13- Başta Rıdvan olmak üzere, Başbakan'a yakın Fenerbahçeliler ortaya konan delillerin saçmalığı üzerinden Başbakan'ı uyardılar. Başbakan kendisine yalan söylendiği için çok kızdı, operasyonu derinlemesine araştırdığında da yukarıda saydığım bilgilere ulaştı.

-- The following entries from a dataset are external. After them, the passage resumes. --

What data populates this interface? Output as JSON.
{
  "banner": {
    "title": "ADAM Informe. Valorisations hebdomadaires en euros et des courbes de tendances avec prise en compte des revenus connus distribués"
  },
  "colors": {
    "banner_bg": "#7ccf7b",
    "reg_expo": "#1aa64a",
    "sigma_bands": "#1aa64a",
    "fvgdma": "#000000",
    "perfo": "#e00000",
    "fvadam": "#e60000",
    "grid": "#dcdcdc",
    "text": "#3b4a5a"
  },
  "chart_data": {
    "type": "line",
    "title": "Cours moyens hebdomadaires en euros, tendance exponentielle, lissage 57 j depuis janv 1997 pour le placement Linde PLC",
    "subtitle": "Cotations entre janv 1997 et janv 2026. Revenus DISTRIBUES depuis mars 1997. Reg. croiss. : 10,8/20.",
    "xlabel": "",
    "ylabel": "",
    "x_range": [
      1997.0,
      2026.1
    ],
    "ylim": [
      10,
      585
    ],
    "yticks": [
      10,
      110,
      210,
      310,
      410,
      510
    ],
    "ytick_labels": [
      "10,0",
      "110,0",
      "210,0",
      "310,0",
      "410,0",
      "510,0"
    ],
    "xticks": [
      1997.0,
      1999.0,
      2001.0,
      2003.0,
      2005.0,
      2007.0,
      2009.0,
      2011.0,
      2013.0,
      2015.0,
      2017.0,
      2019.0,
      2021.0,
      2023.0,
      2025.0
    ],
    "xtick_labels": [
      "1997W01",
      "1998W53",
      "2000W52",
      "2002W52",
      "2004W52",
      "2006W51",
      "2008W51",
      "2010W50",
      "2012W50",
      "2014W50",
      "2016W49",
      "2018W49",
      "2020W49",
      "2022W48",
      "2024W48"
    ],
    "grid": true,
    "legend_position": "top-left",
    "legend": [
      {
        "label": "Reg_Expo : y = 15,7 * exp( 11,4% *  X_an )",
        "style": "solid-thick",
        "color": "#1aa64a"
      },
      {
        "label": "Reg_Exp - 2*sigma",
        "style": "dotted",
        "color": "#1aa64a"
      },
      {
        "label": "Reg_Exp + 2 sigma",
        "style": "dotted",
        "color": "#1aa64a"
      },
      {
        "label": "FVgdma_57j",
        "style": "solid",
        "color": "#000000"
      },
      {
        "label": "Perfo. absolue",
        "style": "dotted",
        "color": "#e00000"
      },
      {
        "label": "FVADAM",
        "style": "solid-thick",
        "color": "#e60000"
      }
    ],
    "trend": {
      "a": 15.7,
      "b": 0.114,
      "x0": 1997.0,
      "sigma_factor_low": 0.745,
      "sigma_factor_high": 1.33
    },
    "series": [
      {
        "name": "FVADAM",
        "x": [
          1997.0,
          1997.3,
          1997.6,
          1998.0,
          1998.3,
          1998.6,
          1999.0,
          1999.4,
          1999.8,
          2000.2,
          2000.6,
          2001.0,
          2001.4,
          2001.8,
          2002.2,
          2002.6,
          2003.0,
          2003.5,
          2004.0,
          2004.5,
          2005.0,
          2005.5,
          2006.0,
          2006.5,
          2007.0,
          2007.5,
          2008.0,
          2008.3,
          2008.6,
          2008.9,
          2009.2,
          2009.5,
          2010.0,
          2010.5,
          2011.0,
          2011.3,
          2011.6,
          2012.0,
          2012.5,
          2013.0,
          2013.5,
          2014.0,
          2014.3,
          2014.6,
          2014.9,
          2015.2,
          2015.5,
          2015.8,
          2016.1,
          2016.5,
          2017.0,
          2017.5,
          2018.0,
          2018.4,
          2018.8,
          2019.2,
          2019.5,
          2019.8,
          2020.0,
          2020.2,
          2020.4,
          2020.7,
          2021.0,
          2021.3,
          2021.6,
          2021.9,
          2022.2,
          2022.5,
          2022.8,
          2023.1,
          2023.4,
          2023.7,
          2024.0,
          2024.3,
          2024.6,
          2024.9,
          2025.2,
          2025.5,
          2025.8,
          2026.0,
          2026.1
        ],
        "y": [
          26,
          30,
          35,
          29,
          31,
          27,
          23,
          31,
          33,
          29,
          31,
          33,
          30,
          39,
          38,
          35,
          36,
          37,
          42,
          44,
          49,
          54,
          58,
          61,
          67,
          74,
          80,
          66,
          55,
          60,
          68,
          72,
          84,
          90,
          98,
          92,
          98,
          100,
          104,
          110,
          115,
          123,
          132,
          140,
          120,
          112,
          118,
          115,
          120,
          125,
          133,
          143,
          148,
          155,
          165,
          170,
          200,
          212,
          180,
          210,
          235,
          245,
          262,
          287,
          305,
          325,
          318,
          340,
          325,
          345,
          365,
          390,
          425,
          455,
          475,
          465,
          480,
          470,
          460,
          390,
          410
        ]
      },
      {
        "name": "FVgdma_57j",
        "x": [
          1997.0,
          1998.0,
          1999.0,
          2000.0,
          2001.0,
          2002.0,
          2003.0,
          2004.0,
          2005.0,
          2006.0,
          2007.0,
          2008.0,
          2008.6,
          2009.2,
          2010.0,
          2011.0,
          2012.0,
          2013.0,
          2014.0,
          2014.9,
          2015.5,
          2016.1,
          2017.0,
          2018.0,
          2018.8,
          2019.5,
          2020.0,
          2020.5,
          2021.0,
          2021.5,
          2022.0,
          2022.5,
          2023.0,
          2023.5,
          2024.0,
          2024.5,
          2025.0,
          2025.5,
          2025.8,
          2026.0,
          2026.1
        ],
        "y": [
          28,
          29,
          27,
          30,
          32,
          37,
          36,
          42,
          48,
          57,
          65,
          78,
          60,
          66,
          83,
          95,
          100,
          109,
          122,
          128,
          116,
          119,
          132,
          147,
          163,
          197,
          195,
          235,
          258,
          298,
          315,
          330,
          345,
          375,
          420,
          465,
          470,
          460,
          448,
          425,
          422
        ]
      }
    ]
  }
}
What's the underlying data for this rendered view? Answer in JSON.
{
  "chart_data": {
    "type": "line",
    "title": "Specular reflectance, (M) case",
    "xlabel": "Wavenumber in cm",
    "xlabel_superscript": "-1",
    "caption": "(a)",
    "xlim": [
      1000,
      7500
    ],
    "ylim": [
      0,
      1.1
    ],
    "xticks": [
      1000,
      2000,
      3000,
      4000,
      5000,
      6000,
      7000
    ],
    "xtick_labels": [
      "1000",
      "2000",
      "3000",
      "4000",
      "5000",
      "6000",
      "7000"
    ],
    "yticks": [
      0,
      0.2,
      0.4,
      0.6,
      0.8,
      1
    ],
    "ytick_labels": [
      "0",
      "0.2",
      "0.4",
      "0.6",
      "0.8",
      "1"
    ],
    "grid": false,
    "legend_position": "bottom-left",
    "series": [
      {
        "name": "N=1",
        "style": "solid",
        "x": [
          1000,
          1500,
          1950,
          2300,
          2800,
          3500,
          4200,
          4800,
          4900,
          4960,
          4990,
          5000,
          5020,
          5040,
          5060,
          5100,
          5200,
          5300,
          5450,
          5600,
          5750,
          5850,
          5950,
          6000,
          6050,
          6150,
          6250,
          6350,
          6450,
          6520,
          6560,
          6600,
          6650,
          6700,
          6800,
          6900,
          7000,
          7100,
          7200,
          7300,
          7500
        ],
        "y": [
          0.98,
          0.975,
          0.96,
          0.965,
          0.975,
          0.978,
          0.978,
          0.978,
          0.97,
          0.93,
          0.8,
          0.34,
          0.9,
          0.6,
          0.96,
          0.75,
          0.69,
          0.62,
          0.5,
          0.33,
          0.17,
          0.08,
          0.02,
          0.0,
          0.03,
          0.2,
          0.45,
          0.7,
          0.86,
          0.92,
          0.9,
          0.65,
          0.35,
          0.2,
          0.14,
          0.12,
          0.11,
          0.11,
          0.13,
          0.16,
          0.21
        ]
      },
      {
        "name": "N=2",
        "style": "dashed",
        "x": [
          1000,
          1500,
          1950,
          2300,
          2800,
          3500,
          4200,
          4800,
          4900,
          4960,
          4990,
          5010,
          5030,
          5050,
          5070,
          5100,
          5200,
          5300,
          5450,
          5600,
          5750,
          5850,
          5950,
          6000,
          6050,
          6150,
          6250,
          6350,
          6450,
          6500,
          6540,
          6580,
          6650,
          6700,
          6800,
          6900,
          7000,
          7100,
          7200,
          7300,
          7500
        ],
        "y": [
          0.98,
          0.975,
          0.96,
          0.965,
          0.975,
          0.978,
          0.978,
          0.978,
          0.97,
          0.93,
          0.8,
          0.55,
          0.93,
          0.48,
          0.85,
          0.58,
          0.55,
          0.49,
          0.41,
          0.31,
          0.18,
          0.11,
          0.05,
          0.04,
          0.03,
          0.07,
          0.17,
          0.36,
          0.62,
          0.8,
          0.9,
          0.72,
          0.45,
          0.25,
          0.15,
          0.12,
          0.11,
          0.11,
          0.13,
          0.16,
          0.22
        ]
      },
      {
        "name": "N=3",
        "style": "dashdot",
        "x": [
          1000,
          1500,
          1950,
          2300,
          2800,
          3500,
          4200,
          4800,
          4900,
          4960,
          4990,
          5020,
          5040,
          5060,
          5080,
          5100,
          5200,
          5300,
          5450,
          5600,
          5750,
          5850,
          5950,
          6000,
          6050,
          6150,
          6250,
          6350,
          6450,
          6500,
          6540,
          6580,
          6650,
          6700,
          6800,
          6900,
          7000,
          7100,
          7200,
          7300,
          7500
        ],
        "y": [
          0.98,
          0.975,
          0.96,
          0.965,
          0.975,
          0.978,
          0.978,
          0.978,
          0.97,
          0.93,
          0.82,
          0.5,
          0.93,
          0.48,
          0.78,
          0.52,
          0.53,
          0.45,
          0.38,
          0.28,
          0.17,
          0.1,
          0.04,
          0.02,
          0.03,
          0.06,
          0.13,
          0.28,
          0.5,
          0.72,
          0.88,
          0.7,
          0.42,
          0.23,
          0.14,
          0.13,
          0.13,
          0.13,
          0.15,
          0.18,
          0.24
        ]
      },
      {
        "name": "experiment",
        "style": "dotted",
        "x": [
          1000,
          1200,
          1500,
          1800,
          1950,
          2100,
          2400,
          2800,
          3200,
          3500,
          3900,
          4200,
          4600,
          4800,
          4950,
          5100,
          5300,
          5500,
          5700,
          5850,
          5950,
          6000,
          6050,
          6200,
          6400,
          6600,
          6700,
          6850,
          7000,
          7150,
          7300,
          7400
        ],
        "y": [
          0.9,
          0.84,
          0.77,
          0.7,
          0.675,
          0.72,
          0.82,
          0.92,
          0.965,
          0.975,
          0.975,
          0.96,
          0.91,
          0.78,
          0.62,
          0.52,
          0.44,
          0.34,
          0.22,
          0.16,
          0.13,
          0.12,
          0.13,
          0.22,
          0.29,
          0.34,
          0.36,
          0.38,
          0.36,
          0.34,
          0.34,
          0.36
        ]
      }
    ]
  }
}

14- O tarihten beri de Başbakan, Fenerbahçe'nin zarar görmemesi için uğraşıyor, Aziz Yıldırım için maalesef çok fazla bir şey yapamıyor, burada bütün dengeleri hesap etmek zorunda. MiT davası ile kıyaslamayın, Aziz Yıldırım'a yapılacak çok açık bir yardım diğer takım taraftarları arasında tepkiye yol açar, üstelik; Aziz Yıldırım gerçekten suçlu ki, Başbakan O'nu kurtarıyor algısı oluşur ki bu durum atılan iftiraların boşa çıkarılması açısından da çok tehlikelidir. Yargıya müdahele ediyor dedikodularına muhatap kalır, kendi siyasi geleceğini de tehlikeye atmış olur.
15- Bu konuda kesin bir bilgi yok. Kişisel tahminim konduğu yönünde ama nasıl bir pazarlık yapıldı cuma günü göreceğiz. AY mahkemesi kısmen RTE'nin istediği yönde karar aldı, RTE'de CMUK 250'yi konuşmaktan vazgeçti.